Тихо бранясь, Коул захлопнул бумажник, и я поспешила юркнуть в машину, чтобы не выслушивать его нотации, что все ведьмы – заядлые клептоманки. Дернув на себя дверцу, я ахнула, едва успев подхватить вывалившийся наружу кожаный чехол. Прежде подпирая собой дверь, он упал прямо мне в руки.
Недоверчиво заглянув под крышку, я увидела знакомый инструмент, изящный и покрытый черным лаком с позолоченным грифом. Вдоль талии скрипки Страдивари дугой тянулась надпись, выведенная кирпичной крошкой:
– Какая многогранная личность, – буркнула я и попыталась стереть эту надпись рукавом пальто, но ту уже сдул и унес ветер.
Зои, стоящая по другую сторону машины, присвистнула.
– Новый поклонник?
– Не уверена, что гиперлюбвеобильного духа можно назвать поклонником, – пробормотала я, садясь в джип.

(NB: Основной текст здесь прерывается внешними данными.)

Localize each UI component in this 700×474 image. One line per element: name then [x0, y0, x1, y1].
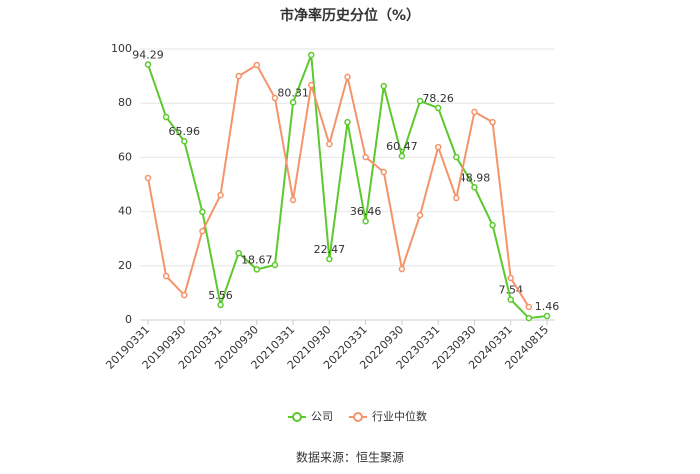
data-label: 80.31 — [277, 86, 309, 99]
data-point — [235, 249, 242, 257]
data-point — [489, 118, 496, 126]
data-point — [380, 168, 388, 176]
data-point — [453, 194, 460, 202]
data-point — [525, 314, 533, 322]
data-point — [199, 208, 206, 216]
data-label: 36.46 — [350, 205, 382, 218]
data-point — [253, 61, 261, 69]
source: 数据来源：恒生聚源 — [296, 450, 404, 465]
data-point — [398, 265, 406, 273]
data-point — [543, 312, 551, 320]
data-point — [326, 140, 333, 148]
data-label: 5.56 — [208, 289, 233, 302]
data-point — [144, 174, 152, 182]
data-point — [507, 274, 514, 282]
data-point — [344, 73, 351, 81]
series-line — [147, 63, 530, 308]
series-line — [147, 54, 548, 320]
data-point — [144, 61, 152, 68]
data-point — [471, 108, 478, 116]
data-point — [525, 303, 533, 311]
data-point — [217, 191, 224, 199]
data-point — [289, 99, 297, 106]
legend-label: 行业中位数 — [372, 409, 427, 423]
data-label: 48.98 — [459, 171, 491, 184]
data-point — [434, 143, 442, 151]
data-point — [307, 51, 315, 59]
data-label: 1.46 — [535, 300, 560, 313]
data-point — [271, 94, 279, 102]
data-point — [181, 291, 188, 299]
data-point — [362, 217, 369, 225]
data-point — [416, 97, 424, 105]
data-point — [453, 153, 460, 161]
legend-label: 公司 — [311, 410, 333, 423]
data-label: 18.67 — [241, 253, 273, 266]
data-label: 94.29 — [132, 48, 164, 61]
data-point — [362, 153, 369, 161]
data-point — [199, 227, 206, 235]
data-point — [380, 82, 388, 90]
data-label: 60.47 — [386, 140, 418, 153]
data-point — [181, 137, 188, 145]
data-point — [307, 81, 315, 89]
data-point — [162, 113, 170, 121]
data-label: 22.47 — [314, 243, 346, 256]
y-tick-label: 0 — [125, 313, 132, 326]
data-point — [398, 152, 406, 160]
data-point — [162, 272, 170, 280]
data-point — [471, 184, 478, 191]
y-tick-label: 60 — [118, 150, 132, 163]
data-point — [217, 301, 224, 309]
chart-title: 市净率历史分位（%） — [280, 7, 420, 24]
y-tick-label: 40 — [118, 205, 132, 218]
data-point — [326, 255, 333, 263]
y-tick-label: 80 — [118, 96, 132, 109]
data-point — [253, 266, 261, 273]
data-point — [489, 221, 496, 229]
legend-marker — [353, 412, 363, 422]
data-label: 65.96 — [169, 125, 201, 138]
y-tick-label: 100 — [111, 42, 132, 55]
data-point — [507, 296, 514, 303]
data-point — [235, 72, 242, 80]
y-tick-label: 20 — [118, 259, 132, 272]
data-point — [434, 104, 442, 112]
legend-marker — [292, 412, 302, 422]
data-point — [344, 118, 351, 126]
data-point — [289, 196, 297, 204]
data-point — [416, 211, 424, 219]
data-point — [271, 261, 279, 269]
data-label: 78.26 — [422, 92, 454, 105]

Только я пристегнула ремень, как услышала с водительского сиденья закономерное:
– Барон Суббота украл для тебя скрипку Рафаэля?!
– Ой, – Зои махнула рукой, принявшись оправдывать меня перед Коулом. – Рафаэль переживет. Он крал и не такое. А ты не утруждай себя ревностью. – Я вжалась в кресло, желая провалиться от смущения под машину. Как, впрочем, и Коул, когда Зои похлопала его по плечу. – Тебя утешит, если я скажу, что видела ваше с Одри будущее? И там вы…
– Стоп! – Коул газанул так резво, что Зои откинуло назад. – Больше никаких разговоров о будущем, ладно? Знаю, это твоя фишка, но… В сотне фильмов ясно говорится, что такие знания ни к чему хорошему не приводят. Без меня, пожалуйста.
Зои закатила глаза и пожала плечами, разуваясь и забираясь на сиденье прямо с ногами.
– Если когда-нибудь решишься – спрашивай. Я могу даже имена детей назвать…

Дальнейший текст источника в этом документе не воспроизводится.